While observing a supermarket worker clearing trolleys yesterday wearing an orange High-Visibility waistcoat. A bit later at B&Q the guy involved in an identical task had a yellow one. It occurred to me there might be a convention governing whether yellow or orange is used (for everybody, not just supermarket workers of course).
https://www.thinknsa.com/blog/high-visibility-safety-apparel-orange-versus-yellow I didn't realise how many different colours are available but surely the orange or yellow are the most effective?
Can't answer your question but it reminded me that last week the Borough Council sent us yellow waitscoats for the litter pick. One of the volunteers insisited on wearing his own orange one. Never thought to ask why.
There are conventions within certain industries but not in general. For example, only orange hi-vis clothing is used by rail workers because that's the colour which train drivers are specifically trained to watch out for. Yellow seems to be more 'general purpose' though; all of the small mountain of hi-vis jackets in the back of my car (for when I lead teams working on transport surveys) are yellow ones.

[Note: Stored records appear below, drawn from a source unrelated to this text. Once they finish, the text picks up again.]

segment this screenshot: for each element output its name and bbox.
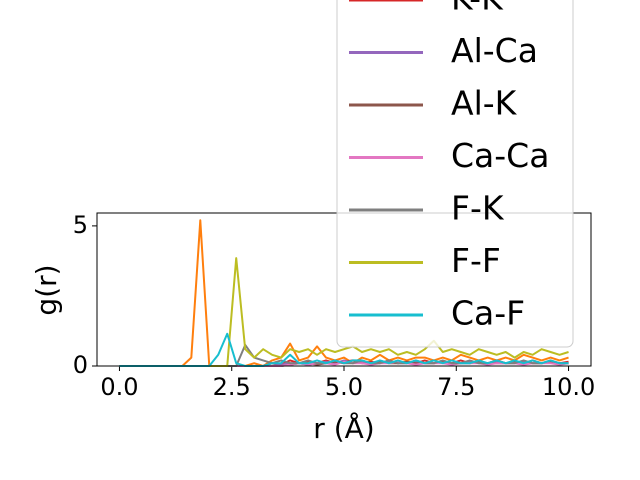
y-tick-label: 5: [73, 211, 88, 239]
legend-label: F-F: [451, 241, 501, 280]
x-tick-label: 2.5: [213, 373, 251, 401]
x-tick-label: 7.5: [437, 373, 475, 401]
y-axis-label: g(r): [30, 264, 63, 315]
y-tick-label: 0: [73, 351, 88, 379]
x-tick-label: 5.0: [325, 373, 363, 401]
legend-label: Ca-F: [451, 294, 525, 333]
legend-label: K-K: [451, 0, 504, 18]
legend-label: Al-K: [451, 84, 518, 123]
x-axis-label: r (Å): [313, 411, 374, 445]
x-tick-label: 0.0: [100, 373, 138, 401]
x-tick-label: 10.0: [542, 373, 595, 401]
legend-label: Ca-Ca: [451, 136, 549, 175]
legend-label: F-K: [451, 189, 505, 228]
legend-label: Al-Ca: [451, 31, 538, 70]
legend-box: [336, 0, 574, 348]
data-line: [119, 219, 569, 367]
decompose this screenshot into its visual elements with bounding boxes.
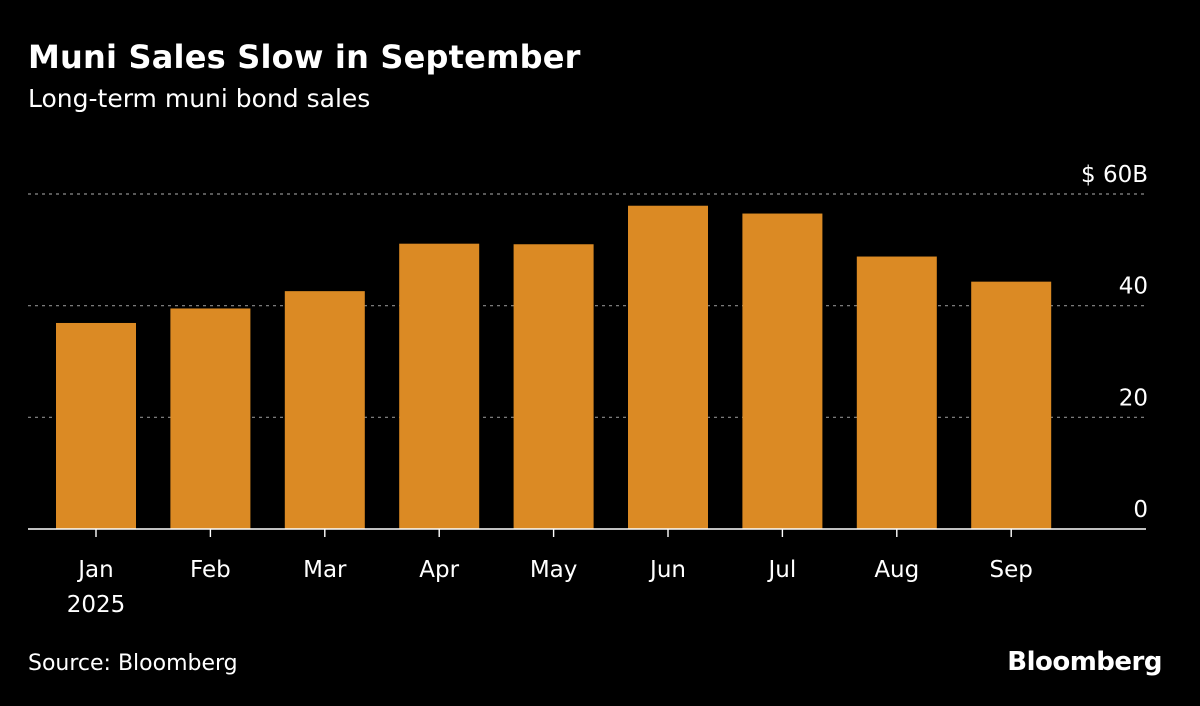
chart-title: Muni Sales Slow in September [28, 38, 581, 76]
y-tick-label: 40 [1119, 274, 1148, 300]
bar-jul [742, 213, 823, 529]
bar-sep [971, 281, 1052, 529]
source-note: Source: Bloomberg [28, 651, 238, 676]
bar-aug [856, 256, 937, 529]
x-tick-label: Jul [767, 557, 797, 583]
bar-feb [170, 308, 251, 529]
bar-may [513, 244, 594, 529]
y-tick-label: $ 60B [1081, 162, 1148, 188]
x-tick-sublabel: 2025 [67, 592, 126, 618]
x-tick-label: May [530, 557, 578, 583]
bar-jun [628, 205, 708, 529]
y-tick-label: 0 [1133, 497, 1148, 523]
x-tick-label: Aug [874, 557, 919, 583]
x-tick-label: Apr [419, 557, 459, 583]
bar-mar [284, 291, 365, 529]
bar-apr [399, 243, 480, 530]
x-tick-label: Feb [190, 557, 231, 583]
x-tick-label: Jan [76, 557, 113, 583]
x-tick-label: Sep [990, 557, 1033, 583]
y-tick-label: 20 [1119, 385, 1148, 411]
bloomberg-logo: Bloomberg [1007, 647, 1162, 677]
x-tick-label: Jun [648, 557, 686, 583]
bar-jan [56, 322, 136, 529]
chart-subtitle: Long-term muni bond sales [28, 84, 371, 113]
x-tick-label: Mar [303, 557, 347, 583]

Wow ! Not trivia after all perhaps - there's a whole lotta people studying it out there.
Thanks for those links Choux, especially the second one (I found the first a bit incoherent - seemed like an auto-translation) which answers my question.
In some companies, the colour is relevant to the position in the management structure, e.g. Yellow = hourly paid/shop floor; Orange = Supervisor; Green= Management; Blue=Senior management.